The library’s links with medicine’s history continue with its extraordinary collection of historical books. These include Vesalius’ ground-breaking exposé of human anatomy (1543), Ambroise Paré’s magnus opus on his surgical techniques and wisdom (1585), Harvey’s revolutionary unravelling of the circulation (1628), Morgagni’s clinicopathological observations that launched modern pathology (1761), and Jenner’s seminal treatise on smallpox (1798). There are also works by Galen, Paracelsus, Boerhaave and Osler, among others.
To see, touch and read these original tomes is to connect with the growth of medical science and practice through the ages, and to reflect on the endeavours of physicians as their questioning moved from, Who caused this illness? to, What is the illness, why does it occur and what can be done?

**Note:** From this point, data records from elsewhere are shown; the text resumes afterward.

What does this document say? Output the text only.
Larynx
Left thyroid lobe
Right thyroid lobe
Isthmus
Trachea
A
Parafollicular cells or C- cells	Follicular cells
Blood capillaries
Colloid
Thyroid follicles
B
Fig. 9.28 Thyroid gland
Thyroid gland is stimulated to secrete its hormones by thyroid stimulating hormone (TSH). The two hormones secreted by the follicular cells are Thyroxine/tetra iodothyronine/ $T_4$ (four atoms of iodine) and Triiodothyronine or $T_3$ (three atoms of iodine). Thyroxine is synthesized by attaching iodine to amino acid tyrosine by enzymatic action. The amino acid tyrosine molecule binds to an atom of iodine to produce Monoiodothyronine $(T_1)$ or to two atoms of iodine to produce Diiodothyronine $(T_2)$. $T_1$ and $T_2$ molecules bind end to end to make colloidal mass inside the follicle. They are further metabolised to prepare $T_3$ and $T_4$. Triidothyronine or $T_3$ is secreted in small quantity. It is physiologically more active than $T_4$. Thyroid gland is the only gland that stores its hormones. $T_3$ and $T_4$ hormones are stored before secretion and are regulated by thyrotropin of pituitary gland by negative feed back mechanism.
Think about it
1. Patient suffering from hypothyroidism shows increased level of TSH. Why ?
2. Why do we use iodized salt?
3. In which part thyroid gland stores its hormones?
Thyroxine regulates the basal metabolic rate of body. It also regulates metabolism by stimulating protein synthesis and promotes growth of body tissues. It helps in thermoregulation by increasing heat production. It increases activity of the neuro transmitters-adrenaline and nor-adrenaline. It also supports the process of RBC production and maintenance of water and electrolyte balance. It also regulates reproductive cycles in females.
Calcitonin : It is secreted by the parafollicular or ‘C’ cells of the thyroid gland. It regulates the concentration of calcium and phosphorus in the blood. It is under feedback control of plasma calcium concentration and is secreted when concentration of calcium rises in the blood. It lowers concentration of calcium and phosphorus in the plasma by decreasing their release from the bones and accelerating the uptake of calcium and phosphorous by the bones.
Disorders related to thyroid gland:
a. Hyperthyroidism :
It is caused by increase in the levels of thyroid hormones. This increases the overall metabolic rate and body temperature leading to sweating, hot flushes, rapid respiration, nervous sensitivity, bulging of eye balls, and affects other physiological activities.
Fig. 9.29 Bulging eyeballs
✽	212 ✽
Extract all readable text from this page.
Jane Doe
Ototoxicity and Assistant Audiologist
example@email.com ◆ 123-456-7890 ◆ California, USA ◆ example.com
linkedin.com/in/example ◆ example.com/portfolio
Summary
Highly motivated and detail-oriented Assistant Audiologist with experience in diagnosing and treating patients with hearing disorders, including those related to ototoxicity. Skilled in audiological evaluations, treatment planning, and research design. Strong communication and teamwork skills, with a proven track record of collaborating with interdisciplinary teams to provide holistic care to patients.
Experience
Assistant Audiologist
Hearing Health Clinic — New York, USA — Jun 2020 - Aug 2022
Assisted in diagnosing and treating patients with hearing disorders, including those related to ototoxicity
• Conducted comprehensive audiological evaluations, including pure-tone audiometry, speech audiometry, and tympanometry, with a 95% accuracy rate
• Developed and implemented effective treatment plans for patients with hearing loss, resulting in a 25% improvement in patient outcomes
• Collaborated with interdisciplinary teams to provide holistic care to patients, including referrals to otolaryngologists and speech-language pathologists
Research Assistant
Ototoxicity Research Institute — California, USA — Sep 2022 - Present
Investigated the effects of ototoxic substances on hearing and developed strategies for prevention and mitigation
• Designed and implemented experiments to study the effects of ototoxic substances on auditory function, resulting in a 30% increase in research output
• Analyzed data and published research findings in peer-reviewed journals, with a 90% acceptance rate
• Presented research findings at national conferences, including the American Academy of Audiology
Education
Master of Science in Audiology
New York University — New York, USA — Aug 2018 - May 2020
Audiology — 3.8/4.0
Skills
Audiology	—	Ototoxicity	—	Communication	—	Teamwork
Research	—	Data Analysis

Modern medicine’s overwhelming preoccupation with these questions is mirrored in the sheer enormity of the NLM’s immediate neighbour, the National Institutes of Health (NIH). NIH’s Bethesda campus is a scientific metropolis of 19 institutes and seven centres, in which almost 6000 scientists work, supported by about 10% of the annual NIH budget of US$28 billion!
Early this year, when visiting the NLM and standing by the Tree of Hippocrates, I could not help thinking how little medical history is treasured and taught in our medical schools, and how today’s reductionistic style of medicine has diminished the holistic approach taught so long ago under a tree on the island of Cos.